Path Dependency and Macroeconomics by Philip Arestis, Malcolm Sawyer (eds.)

By Philip Arestis, Malcolm Sawyer (eds.)

Show description

Read or Download Path Dependency and Macroeconomics PDF

Best macroeconomics books

Studies in the Economics of Transportation

There are specific complexities linked to the commercial valuation of clever Transportation structures (ITS) and telematics. conventional equipment of quantitative research will not be applicable in adequately and reliably assessing the industrial affects of those applied sciences. even though complex transportation and similar applied sciences are being deliberate and deployed at an more and more speedy speed, a number of the applied sciences are nonetheless fairly new, and their use will not be common.

Principles of Financial Economics

This publication introduces graduate scholars in economics to the subfield of economic economics. It stresses the hyperlink among monetary economics and equilibrium concept, devoting much less awareness to simply monetary themes similar to valuation of derivatives. considering the fact that scholars frequently locate this hyperlink demanding to know, the remedy goals to make the relationship specific and transparent in each one degree of the exposition.

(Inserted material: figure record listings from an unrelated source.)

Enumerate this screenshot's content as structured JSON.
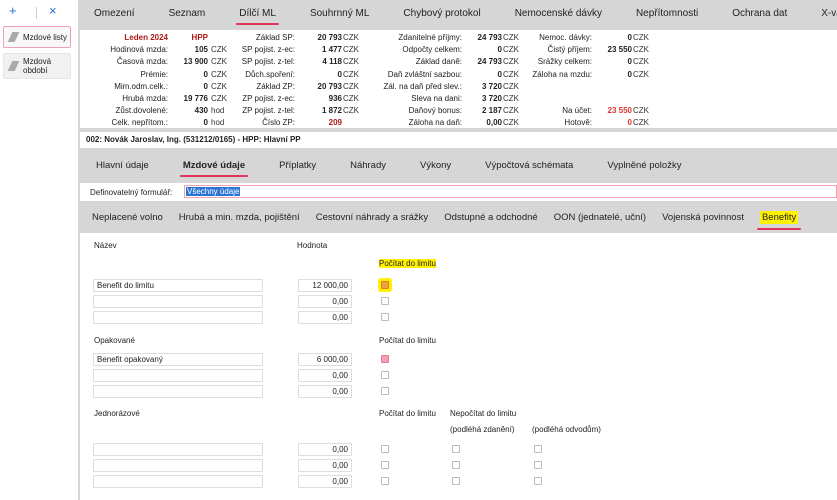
{
  "sidebar": {
    "add_icon": "+",
    "close_icon": "×",
    "items": [
      {
        "label": "Mzdové listy",
        "active": true
      },
      {
        "label": "Mzdová období",
        "active": false
      }
    ]
  },
  "nav": [
    "Omezení",
    "Seznam",
    "Dílčí ML",
    "Souhrnný ML",
    "Chybový protokol",
    "Nemocenské dávky",
    "Nepřítomnosti",
    "Ochrana dat",
    "X-vazby"
  ],
  "nav_active": "Dílčí ML",
  "summary": {
    "col1": [
      [
        "Leden 2024",
        "HPP",
        ""
      ],
      [
        "Hodinová mzda:",
        "105",
        "CZK"
      ],
      [
        "Časová mzda:",
        "13 900",
        "CZK"
      ],
      [
        "Prémie:",
        "0",
        "CZK"
      ],
      [
        "Mim.odm.celk.:",
        "0",
        "CZK"
      ],
      [
        "Hrubá mzda:",
        "19 776",
        "CZK"
      ],
      [
        "Zůst.dovolené:",
        "430",
        "hod"
      ],
      [
        "Celk. nepřítom.:",
        "0",
        "hod"
      ]
    ],
    "col2": [
      [
        "Základ SP:",
        "20 793",
        "CZK"
      ],
      [
        "SP pojist. z-ec:",
        "1 477",
        "CZK"
      ],
      [
        "SP pojist. z-tel:",
        "4 118",
        "CZK"
      ],
      [
        "Důch.spoření:",
        "0",
        "CZK"
      ],
      [
        "Základ ZP:",
        "20 793",
        "CZK"
      ],
      [
        "ZP pojist. z-ec:",
        "936",
        "CZK"
      ],
      [
        "ZP pojist. z-tel:",
        "1 872",
        "CZK"
      ],
      [
        "Číslo ZP:",
        "209",
        ""
      ]
    ],
    "col3": [
      [
        "Zdanitelné příjmy:",
        "24 793",
        "CZK"
      ],
      [
        "Odpočty celkem:",
        "0",
        "CZK"
      ],
      [
        "Základ daně:",
        "24 793",
        "CZK"
      ],
      [
        "Daň zvláštní sazbou:",
        "0",
        "CZK"
      ],
      [
        "Zál. na daň před slev.:",
        "3 720",
        "CZK"
      ],
      [
        "Sleva na dani:",
        "3 720",
        "CZK"
      ],
      [
        "Daňový bonus:",
        "2 187",
        "CZK"
      ],
      [
        "Záloha na daň:",
        "0,00",
        "CZK"
      ]
    ],
    "col4": [
      [
        "Nemoc. dávky:",
        "0",
        "CZK"
      ],
      [
        "Čistý příjem:",
        "23 550",
        "CZK"
      ],
      [
        "Srážky celkem:",
        "0",
        "CZK"
      ],
      [
        "Záloha na mzdu:",
        "0",
        "CZK"
      ],
      [
        "",
        "",
        ""
      ],
      [
        "",
        "",
        ""
      ],
      [
        "Na účet:",
        "23 550",
        "CZK"
      ],
      [
        "Hotově:",
        "0",
        "CZK"
      ]
    ]
  },
  "colors": {
    "accent": "#e0325a",
    "period": "#b01818",
    "highlight_amount": "#e53030",
    "highlight": "#fff200"
  },
  "employee": "002: Novák Jaroslav, Ing. (531212/0165) - HPP: Hlavní PP",
  "tabs": [
    "Hlavní údaje",
    "Mzdové údaje",
    "Příplatky",
    "Náhrady",
    "Výkony",
    "Výpočtová schémata",
    "Vyplněné položky"
  ],
  "tabs_active": "Mzdové údaje",
  "form": {
    "label": "Definovatelný formulář:",
    "value": "Všechny údaje"
  },
  "subtabs": [
    "Neplacené volno",
    "Hrubá a min. mzda, pojištění",
    "Cestovní náhrady a srážky",
    "Odstupné a odchodné",
    "OON (jednatelé, uční)",
    "Vojenská povinnost",
    "Benefity"
  ],
  "subtabs_active": "Benefity",
  "content": {
    "col_name": "Název",
    "col_value": "Hodnota",
    "limit_label": "Počítat do limitu",
    "group1": {
      "rows": [
        {
          "name": "Benefit do limitu",
          "value": "12 000,00",
          "limit": true
        },
        {
          "name": "",
          "value": "0,00",
          "limit": false
        },
        {
          "name": "",
          "value": "0,00",
          "limit": false
        }
      ]
    },
    "group2": {
      "title": "Opakované",
      "rows": [
        {
          "name": "Benefit opakovaný",
          "value": "6 000,00",
          "limit": true
        },
        {
          "name": "",
          "value": "0,00",
          "limit": false
        },
        {
          "name": "",
          "value": "0,00",
          "limit": false
        }
      ]
    },
    "group3": {
      "title": "Jednorázové",
      "nolimit_label": "Nepočítat do limitu",
      "tax_label": "(podléhá zdanění)",
      "levy_label": "(podléhá odvodům)",
      "rows": [
        {
          "value": "0,00"
        },
        {
          "value": "0,00"
        },
        {
          "value": "0,00"
        }
      ]
    }
  }
}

Additional info for Path Dependency and Macroeconomics

Sample text

This is an innocuous looking investment function, which reflects the Kaleckian arguments on the roles of profitability and capacity utilization (Sawyer, 1982, 2002). Besides not including relative prices, it also does not reflect any notion that firms know the future in the sense of holding rational expectations on the future, which are the basis of their decisions. It reflects the effects of current experience on the economy (through capacity utilization and profitability), with that current experience influencing perceptions of the future and that it is demand determined.

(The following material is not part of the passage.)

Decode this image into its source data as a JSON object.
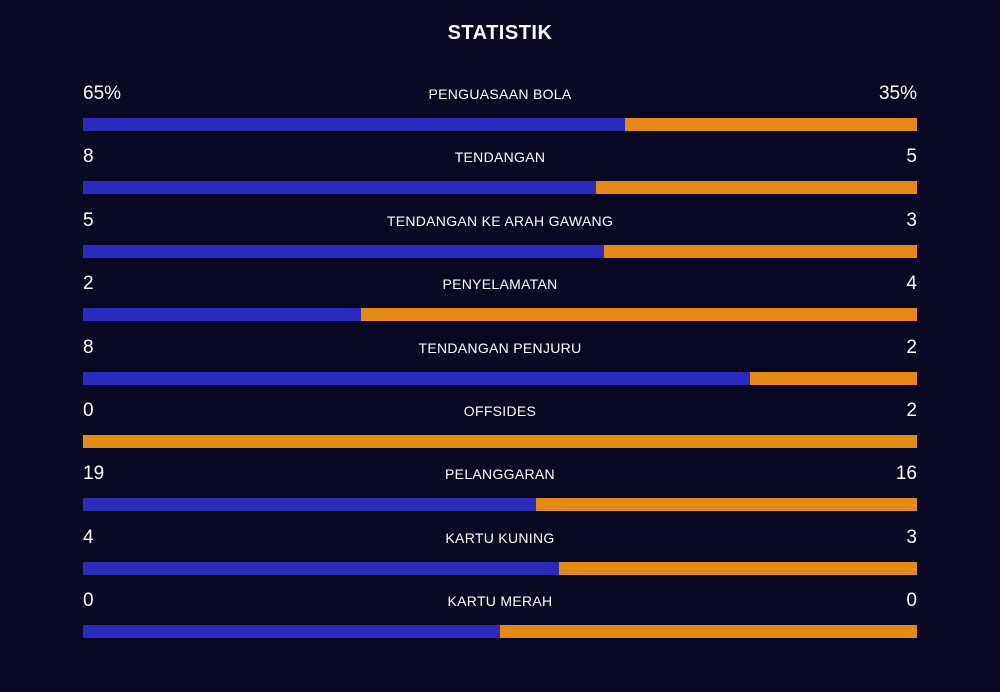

It is argued that hysteresis is a particular type of (rather than a synonym for) path dependency, and that the concept emerges from features of the adjustment dynamics of economic systems, rather than the nonuniqueness of equilibrium. Distinctions are made between stating (or asserting) hysteresis, characterizing hysteresis, and providing a model of hysteresis. Concrete examples of appeals to hysteresis in macrodynamic analysis are used to illustrate these distinctions. Finally, a case is made for retaining linear unit/zero root models of ‘hysteresis’ in macrodynamic analysis, as a useful first approximation and alternative to traditional equilibrium analysis.

1, pp. 1–17. Frydman, R. D. (2007), Imperfect Knowledge Economics: Exchange Rates and Risk, Princeton University Press. Jorgenson, D. (1963), ‘Capital Theory and Investment Behaviour’, American Economic Review, vol. 53, no. 2, pp. 247–59. Kaldor, Nicholas (1955–56). ‘Alternative Theories of Distribution’, Review of Economic Studies, 23(2), No. 61, 83–100. Kaldor, Nicholas (1972), ‘The irrelevance of equilibrium economics’, Economic Journal, 82, December, 1237–55, reprinted in F. P. Thirlwall (eds), The Essential Kaldor, London: Duckworth.